I required additional years before I was willing. In the meantime, I did my best to adopt male characteristics: I stopped wearing makeup and discarded all my skirts and dresses, cut off my hair and started wearing men's clothes.

I altered how I sat, walked differently, and adopted new identifiers, but I halted before surgical procedures - the potential for denial and regret had rendered me immobile with anxiety.

Once the David Bowie exhibition concluded its international run with a stint in Brooklyn, New York, following that period, I returned. I had arrived at a crisis. I found it impossible to maintain the facade to be an identity that didn't fit.

Positioned before the identical footage in 2018, I knew for certain that the challenge didn't involve my attire, it was my body. I wasn't a masculine woman; I was a man with gentle characteristics who'd been in costume since birth. I aimed to transition into the person in the polished attire, moving in the illumination, and then I comprehended that I had the capacity to.

I scheduled an appointment to see a physician not long after. The process required another few years before my personal journey finished, but not a single concern I worried about occurred.

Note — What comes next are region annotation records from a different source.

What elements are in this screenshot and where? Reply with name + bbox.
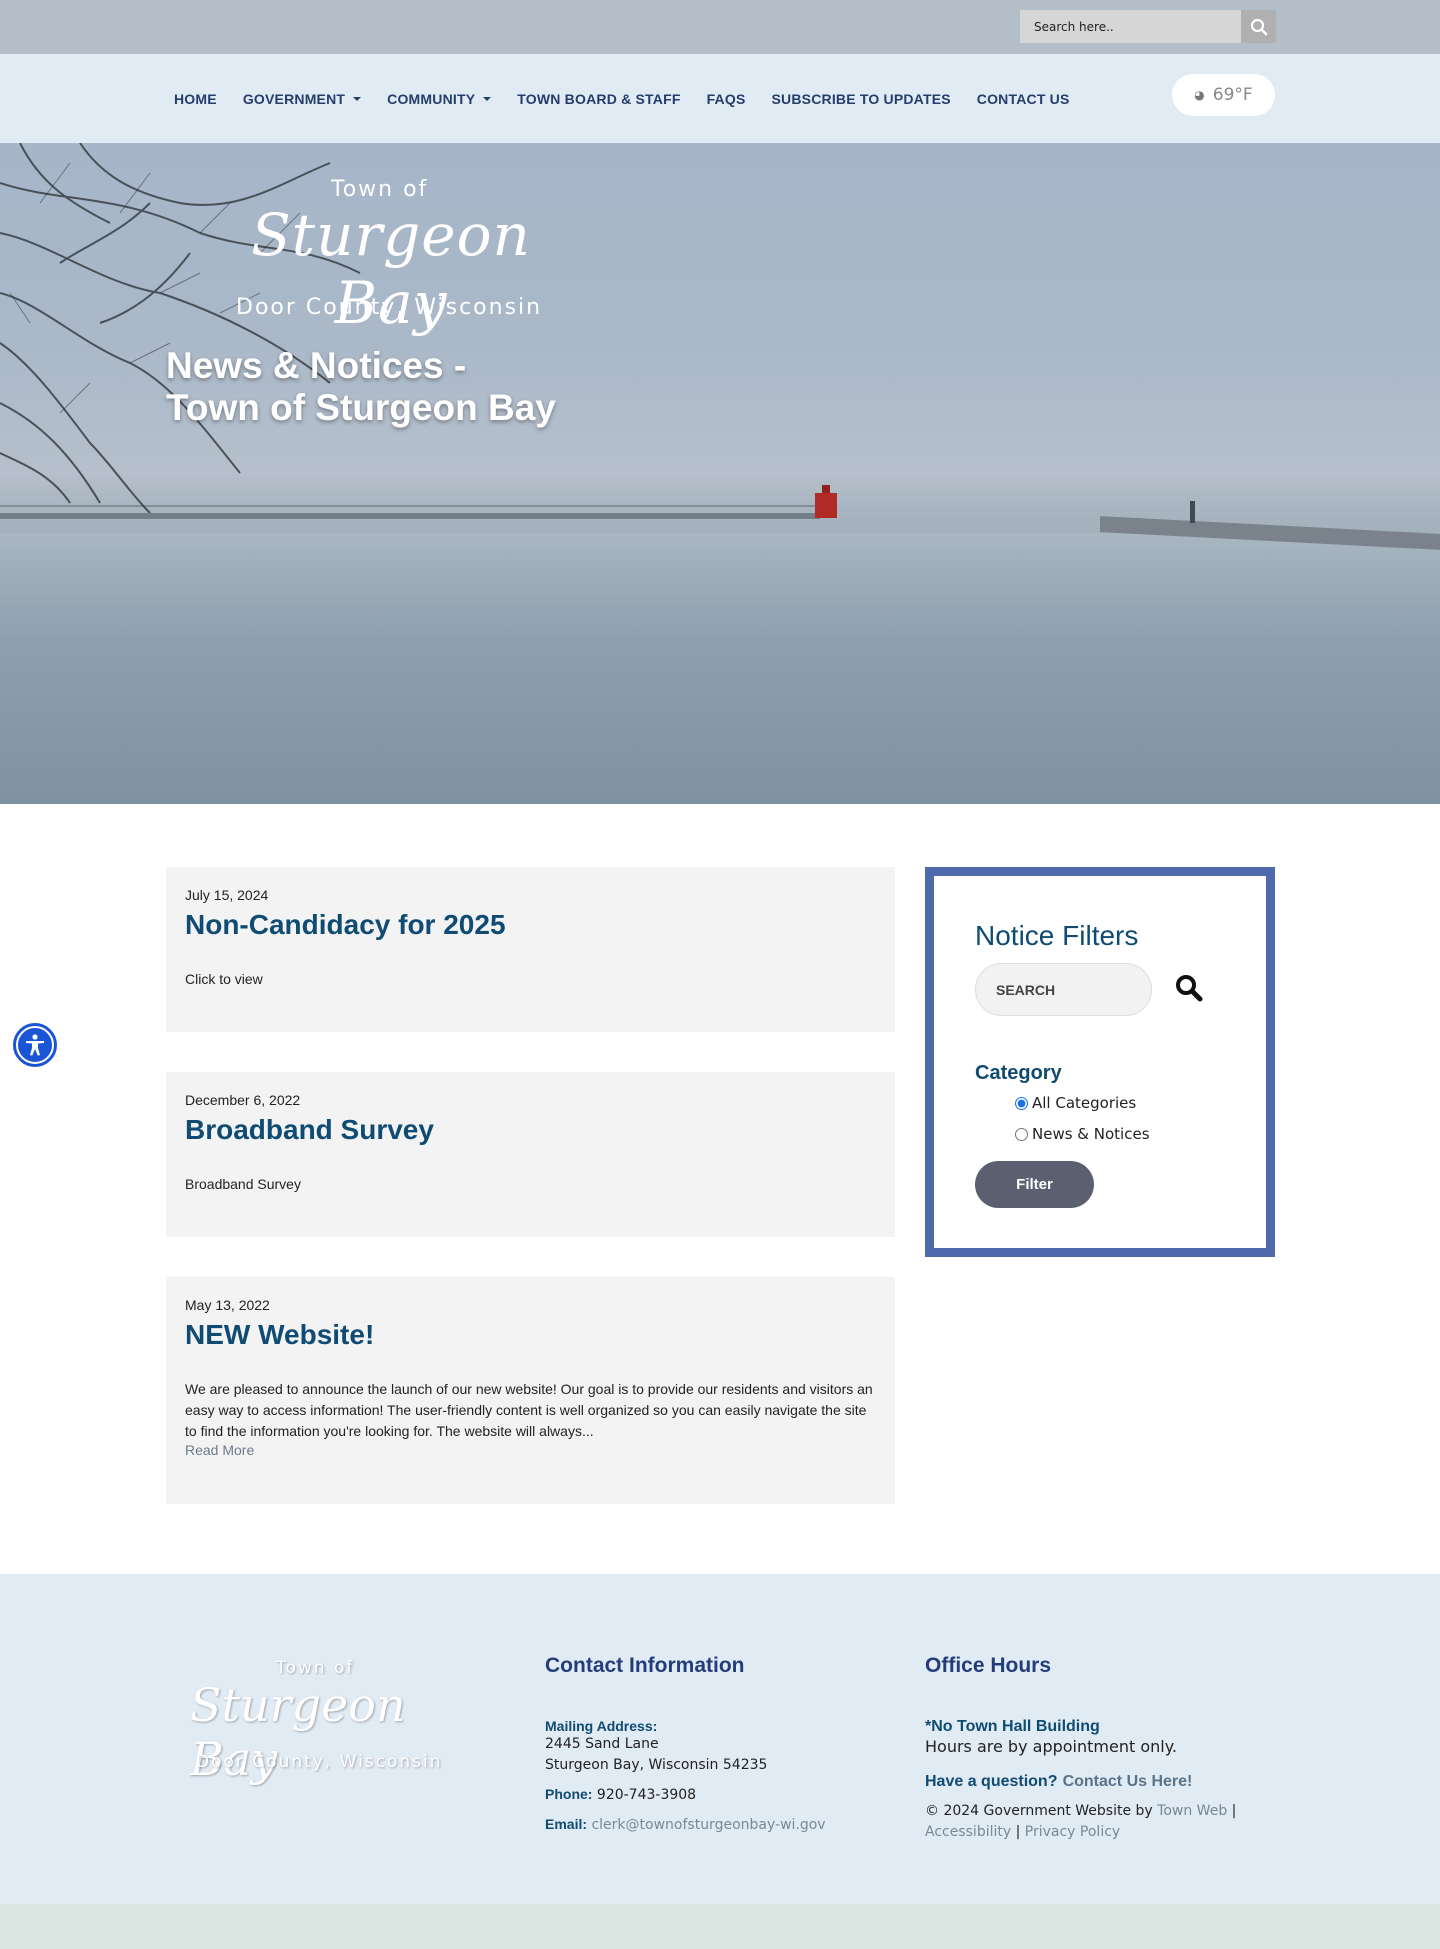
footer-logo[interactable]: Town of Sturgeon Bay Door County, Wiscon… (186, 1658, 456, 1786)
weather-icon: ◕ (1194, 88, 1205, 102)
nav-subscribe[interactable]: SUBSCRIBE TO UPDATES (772, 91, 951, 107)
no-town-hall-notice: *No Town Hall Building (925, 1718, 1100, 1735)
hero-pier (0, 513, 820, 519)
site-search-button[interactable] (1241, 10, 1276, 43)
post-card: July 15, 2024 Non-Candidacy for 2025 Cli… (166, 867, 895, 1032)
hero-water (0, 533, 1440, 804)
phone-row: Phone: 920-743-3908 (545, 1784, 826, 1806)
post-excerpt: We are pleased to announce the launch of… (185, 1381, 873, 1439)
accessibility-ring (16, 1026, 54, 1064)
site-search-input[interactable] (1020, 10, 1241, 43)
address-line2: Sturgeon Bay, Wisconsin 54235 (545, 1757, 768, 1773)
caret-down-icon (483, 96, 492, 101)
nav-home[interactable]: HOME (174, 91, 217, 107)
post-title-link[interactable]: Non-Candidacy for 2025 (185, 909, 876, 941)
category-option-news[interactable]: News & Notices (1015, 1125, 1150, 1143)
address-line1: 2445 Sand Lane (545, 1736, 659, 1752)
post-card: December 6, 2022 Broadband Survey Broadb… (166, 1072, 895, 1237)
nav-label: COMMUNITY (387, 90, 476, 107)
copyright-row: © 2024 Government Website by Town Web | … (925, 1801, 1236, 1843)
question-row: Have a question? Contact Us Here! (925, 1771, 1236, 1791)
logo-county-text: Door County, Wisconsin (236, 295, 543, 320)
nav-label: TOWN BOARD & STAFF (517, 90, 681, 107)
post-date: May 13, 2022 (185, 1297, 270, 1313)
search-icon (1250, 18, 1267, 35)
footer-logo-county: Door County, Wisconsin (196, 1752, 443, 1772)
hero-banner: Town of Sturgeon Bay Door County, Wiscon… (0, 143, 1440, 804)
email-link[interactable]: clerk@townofsturgeonbay-wi.gov (591, 1817, 825, 1833)
nav-faqs[interactable]: FAQS (707, 91, 746, 107)
footer-logo-town: Town of (276, 1658, 355, 1678)
filters-title: Notice Filters (975, 920, 1139, 951)
post-card: May 13, 2022 NEW Website! We are pleased… (166, 1277, 895, 1504)
page-title: News & Notices - Town of Sturgeon Bay (166, 345, 556, 429)
post-title-link[interactable]: NEW Website! (185, 1319, 876, 1351)
filter-search-input[interactable] (975, 963, 1152, 1016)
post-excerpt: Broadband Survey (185, 1176, 301, 1192)
category-option-all[interactable]: All Categories (1015, 1094, 1136, 1112)
question-label: Have a question? (925, 1773, 1058, 1790)
top-bar (0, 0, 1440, 54)
site-search (1020, 10, 1276, 43)
privacy-policy-link[interactable]: Privacy Policy (1025, 1824, 1120, 1840)
weather-widget: ◕ 69°F (1172, 74, 1275, 116)
town-web-link[interactable]: Town Web (1157, 1803, 1227, 1819)
nav-label: HOME (174, 90, 217, 107)
search-icon[interactable] (1174, 973, 1204, 1003)
nav-label: GOVERNMENT (242, 90, 346, 107)
lighthouse (815, 493, 837, 518)
phone-number: 920-743-3908 (596, 1787, 697, 1803)
phone-label: Phone: (545, 1786, 593, 1802)
footer-bottom-bar (0, 1904, 1440, 1949)
nav-label: SUBSCRIBE TO UPDATES (771, 90, 951, 107)
email-row: Email: clerk@townofsturgeonbay-wi.gov (545, 1814, 826, 1836)
page-title-line2: Town of Sturgeon Bay (166, 387, 556, 428)
beacon (1190, 501, 1195, 523)
notice-filters-panel: Notice Filters Category All Categories N… (925, 867, 1275, 1257)
main-navigation: HOME GOVERNMENT COMMUNITY TOWN BOARD & S… (0, 54, 1440, 143)
post-date: July 15, 2024 (185, 887, 269, 903)
temperature: 69°F (1212, 85, 1253, 105)
accessibility-link[interactable]: Accessibility (925, 1824, 1011, 1840)
caret-down-icon (353, 96, 362, 101)
separator: | (1015, 1824, 1021, 1840)
accessibility-button[interactable] (13, 1023, 57, 1067)
separator: | (1231, 1803, 1237, 1819)
hours-heading: Office Hours (925, 1654, 1052, 1677)
category-label: Category (975, 1062, 1062, 1084)
read-more-link[interactable]: Read More (185, 1442, 876, 1458)
office-hours: Office Hours *No Town Hall Building Hour… (925, 1654, 1236, 1843)
radio-all-categories[interactable] (1015, 1096, 1028, 1110)
logo-town-text: Town of (331, 177, 429, 202)
nav-menu: HOME GOVERNMENT COMMUNITY TOWN BOARD & S… (174, 54, 1096, 143)
post-date: December 6, 2022 (185, 1092, 301, 1108)
contact-us-link[interactable]: Contact Us Here! (1063, 1773, 1193, 1790)
contact-information: Contact Information Mailing Address: 244… (545, 1654, 826, 1836)
contact-heading: Contact Information (545, 1654, 745, 1677)
footer: Town of Sturgeon Bay Door County, Wiscon… (0, 1574, 1440, 1904)
radio-label: All Categories (1032, 1094, 1137, 1112)
filter-button[interactable]: Filter (975, 1161, 1094, 1208)
nav-contact-us[interactable]: CONTACT US (977, 91, 1070, 107)
post-excerpt: Click to view (185, 971, 263, 987)
radio-news-notices[interactable] (1015, 1127, 1028, 1141)
mailing-address-label: Mailing Address: (545, 1718, 658, 1734)
post-title-link[interactable]: Broadband Survey (185, 1114, 876, 1146)
town-logo[interactable]: Town of Sturgeon Bay Door County, Wiscon… (216, 177, 556, 337)
nav-label: CONTACT US (976, 90, 1070, 107)
nav-town-board-staff[interactable]: TOWN BOARD & STAFF (517, 91, 680, 107)
accessibility-person-icon (26, 1034, 44, 1056)
email-label: Email: (545, 1816, 588, 1832)
radio-label: News & Notices (1032, 1125, 1150, 1143)
nav-government[interactable]: GOVERNMENT (242, 90, 362, 107)
copyright-text: © 2024 Government Website by (925, 1803, 1153, 1819)
nav-label: FAQS (706, 90, 746, 107)
hours-text: Hours are by appointment only. (925, 1737, 1177, 1756)
page-title-line1: News & Notices - (166, 345, 467, 386)
nav-community[interactable]: COMMUNITY (387, 90, 492, 107)
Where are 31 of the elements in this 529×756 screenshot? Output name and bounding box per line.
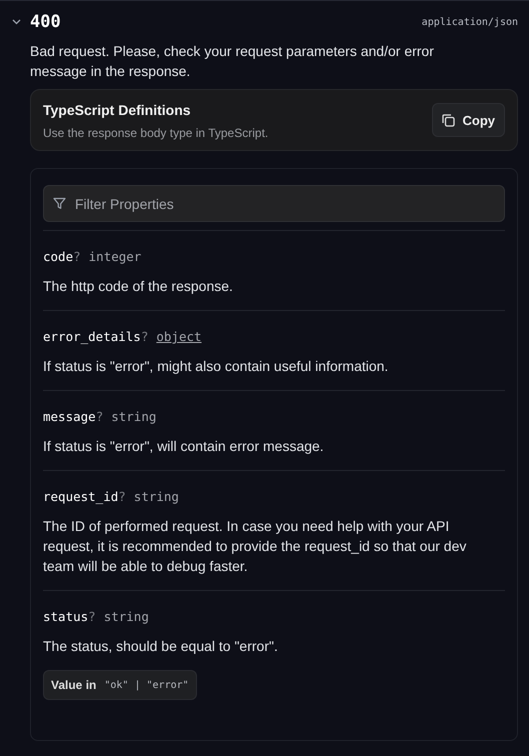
optional-mark: ? <box>118 489 126 504</box>
enum-values: "ok" | "error" <box>104 680 189 690</box>
property-description: The http code of the response. <box>43 277 234 296</box>
property-name: message <box>43 409 96 424</box>
optional-mark: ? <box>140 329 148 344</box>
property-type: string <box>111 409 156 424</box>
property-type: integer <box>88 249 142 264</box>
property-description: If status is "error", will contain error message. <box>43 437 325 456</box>
filter-field[interactable]: Filter Properties <box>43 185 505 222</box>
chevron-icon[interactable] <box>12 19 21 25</box>
property-type: string <box>104 609 149 624</box>
copy-button[interactable]: Copy <box>432 103 505 137</box>
content-type: application/json <box>422 16 518 28</box>
card-subtitle: Use the response body type in TypeScript. <box>43 126 268 140</box>
copy-icon <box>442 114 454 126</box>
response-description: Bad request. Please, check your request parameters and/or error message in the response. <box>30 42 435 81</box>
property-name: error_details <box>43 329 141 344</box>
property-name: code <box>43 249 74 264</box>
status-code: 400 <box>30 12 61 32</box>
property-type: string <box>134 489 179 504</box>
property-description: The ID of performed request. In case you need help with your API request, it is recommended to provide the request_id so that our dev team will be able to debug faster. <box>43 517 468 576</box>
optional-mark: ? <box>73 249 81 264</box>
property-description: If status is "error", might also contain useful information. <box>43 357 390 376</box>
property-name: request_id <box>43 489 118 504</box>
property-description: The status, should be equal to "error". <box>43 637 279 656</box>
property-name: status <box>43 609 88 624</box>
optional-mark: ? <box>96 409 104 424</box>
optional-mark: ? <box>88 609 96 624</box>
card-title: TypeScript Definitions <box>43 102 192 118</box>
enum-label: Value in <box>51 678 96 692</box>
type-link[interactable]: object <box>156 329 202 344</box>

I continue to possess many of my traditional womanly traits, so others regularly misinterpret me for a queer man, but I'm comfortable with that outcome. I sought the ability to explore expression following Bowie's example - and given that I'm content with my physical form, I am able to.

Matthew White
Matthew White

A tech enthusiast and business strategist with over a decade of experience in digital transformation and startup consulting.